96 pages - You are on Page 69
Cassandra: Woe for me, woe! Again the agony--
Dread pain that sees the future all too well
With ghastly preludes whirls and racks my soul.
Behold ye--yonder on the palace roof
The spectre-children sitting--look, such things
As dreams are made on, phantoms as of babes,
Horrible shadows, that a kinsman's hand
Hath marked with murder, and their arms are full--
A rueful burden--see, they hold them up,
The entrails upon which their father fed!

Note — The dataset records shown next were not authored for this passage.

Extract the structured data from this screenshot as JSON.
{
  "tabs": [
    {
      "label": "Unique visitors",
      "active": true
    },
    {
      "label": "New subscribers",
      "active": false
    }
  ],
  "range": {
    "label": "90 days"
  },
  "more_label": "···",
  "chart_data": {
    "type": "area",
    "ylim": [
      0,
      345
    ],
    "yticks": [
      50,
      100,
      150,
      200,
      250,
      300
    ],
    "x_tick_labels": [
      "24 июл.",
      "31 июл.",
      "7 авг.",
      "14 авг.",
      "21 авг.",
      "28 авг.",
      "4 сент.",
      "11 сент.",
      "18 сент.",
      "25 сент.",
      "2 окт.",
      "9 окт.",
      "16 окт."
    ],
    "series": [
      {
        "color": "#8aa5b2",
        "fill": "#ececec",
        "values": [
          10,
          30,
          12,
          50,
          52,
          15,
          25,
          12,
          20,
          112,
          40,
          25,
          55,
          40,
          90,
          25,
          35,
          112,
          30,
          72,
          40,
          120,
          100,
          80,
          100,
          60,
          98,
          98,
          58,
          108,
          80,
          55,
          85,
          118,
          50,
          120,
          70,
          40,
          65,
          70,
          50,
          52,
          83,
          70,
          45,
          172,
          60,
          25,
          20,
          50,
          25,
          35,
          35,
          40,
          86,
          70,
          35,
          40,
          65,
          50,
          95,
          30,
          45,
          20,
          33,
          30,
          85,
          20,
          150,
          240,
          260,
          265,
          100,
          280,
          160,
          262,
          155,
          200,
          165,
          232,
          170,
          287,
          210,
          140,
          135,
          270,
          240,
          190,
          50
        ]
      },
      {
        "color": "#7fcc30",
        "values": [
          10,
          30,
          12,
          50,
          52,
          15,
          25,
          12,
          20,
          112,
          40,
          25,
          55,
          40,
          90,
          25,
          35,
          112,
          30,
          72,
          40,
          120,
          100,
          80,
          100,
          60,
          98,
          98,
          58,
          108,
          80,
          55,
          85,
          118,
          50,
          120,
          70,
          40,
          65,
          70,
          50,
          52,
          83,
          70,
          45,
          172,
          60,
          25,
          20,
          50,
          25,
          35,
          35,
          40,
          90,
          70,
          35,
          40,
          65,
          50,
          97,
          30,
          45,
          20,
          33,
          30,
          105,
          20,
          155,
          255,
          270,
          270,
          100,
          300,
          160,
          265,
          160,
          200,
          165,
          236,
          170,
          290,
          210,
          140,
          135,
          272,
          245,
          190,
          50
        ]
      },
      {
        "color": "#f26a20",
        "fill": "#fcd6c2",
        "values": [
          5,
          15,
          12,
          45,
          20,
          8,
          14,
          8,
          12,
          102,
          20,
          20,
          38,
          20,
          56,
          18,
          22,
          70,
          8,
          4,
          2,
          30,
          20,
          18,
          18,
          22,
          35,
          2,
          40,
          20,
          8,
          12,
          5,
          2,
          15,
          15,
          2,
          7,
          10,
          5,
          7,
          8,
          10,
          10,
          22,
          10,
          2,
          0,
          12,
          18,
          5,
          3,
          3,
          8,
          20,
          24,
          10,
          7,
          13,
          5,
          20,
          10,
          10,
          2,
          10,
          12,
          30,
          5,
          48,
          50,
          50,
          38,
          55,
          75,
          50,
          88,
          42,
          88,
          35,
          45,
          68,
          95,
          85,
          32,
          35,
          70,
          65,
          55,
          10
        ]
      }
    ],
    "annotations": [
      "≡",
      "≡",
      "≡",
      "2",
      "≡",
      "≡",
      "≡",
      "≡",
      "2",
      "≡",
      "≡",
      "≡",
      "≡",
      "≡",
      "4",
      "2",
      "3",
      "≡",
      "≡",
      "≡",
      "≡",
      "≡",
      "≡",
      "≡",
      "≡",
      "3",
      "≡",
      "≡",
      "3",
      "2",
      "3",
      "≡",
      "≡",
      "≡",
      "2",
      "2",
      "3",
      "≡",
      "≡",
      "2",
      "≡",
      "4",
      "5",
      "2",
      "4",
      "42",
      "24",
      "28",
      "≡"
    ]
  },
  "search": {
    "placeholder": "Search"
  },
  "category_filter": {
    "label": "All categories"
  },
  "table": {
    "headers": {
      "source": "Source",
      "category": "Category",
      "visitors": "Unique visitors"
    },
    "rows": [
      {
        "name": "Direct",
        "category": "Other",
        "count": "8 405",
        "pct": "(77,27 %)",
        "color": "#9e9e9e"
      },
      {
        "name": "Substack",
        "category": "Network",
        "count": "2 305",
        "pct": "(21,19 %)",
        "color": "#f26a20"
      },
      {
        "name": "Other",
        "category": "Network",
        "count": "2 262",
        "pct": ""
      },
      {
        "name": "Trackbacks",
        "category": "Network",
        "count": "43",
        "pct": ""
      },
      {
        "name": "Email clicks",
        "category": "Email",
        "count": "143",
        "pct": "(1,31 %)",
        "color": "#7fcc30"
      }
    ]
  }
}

For this, for this, I say there plots revenge
A coward lion, couching in the lair--
Guarding the gate against my master's foot--
My master--mine--I bear the slave's yoke now,
And he, the lord of ships, who trod down Troy,
Knows not the fawning treachery of tongue
Of this thing false and dog-like--how her speech
Glozes and sleeks her purpose, till she win
By ill fate's favour the desired chance,
Moving like Ate to a secret end.
O aweless soul! the woman slays her lord--
Woman? what loathsome monster of the earth
Were fit comparison? The double snake--
Or Scylla, where she dwells, the seaman s bane,
Girt round about with rocks? some hag of hell,
Raving a truceless curse upon her kin?
Hark even now she cries exultingly
The vengeful cry that tells of battle turned--
How fain, forsooth, to greet her chief restored!
Nay then, believe me not: what skills belief
Or disbelief ? Fate works its will--and thou
Wilt see and say in ruth, Her tale was true.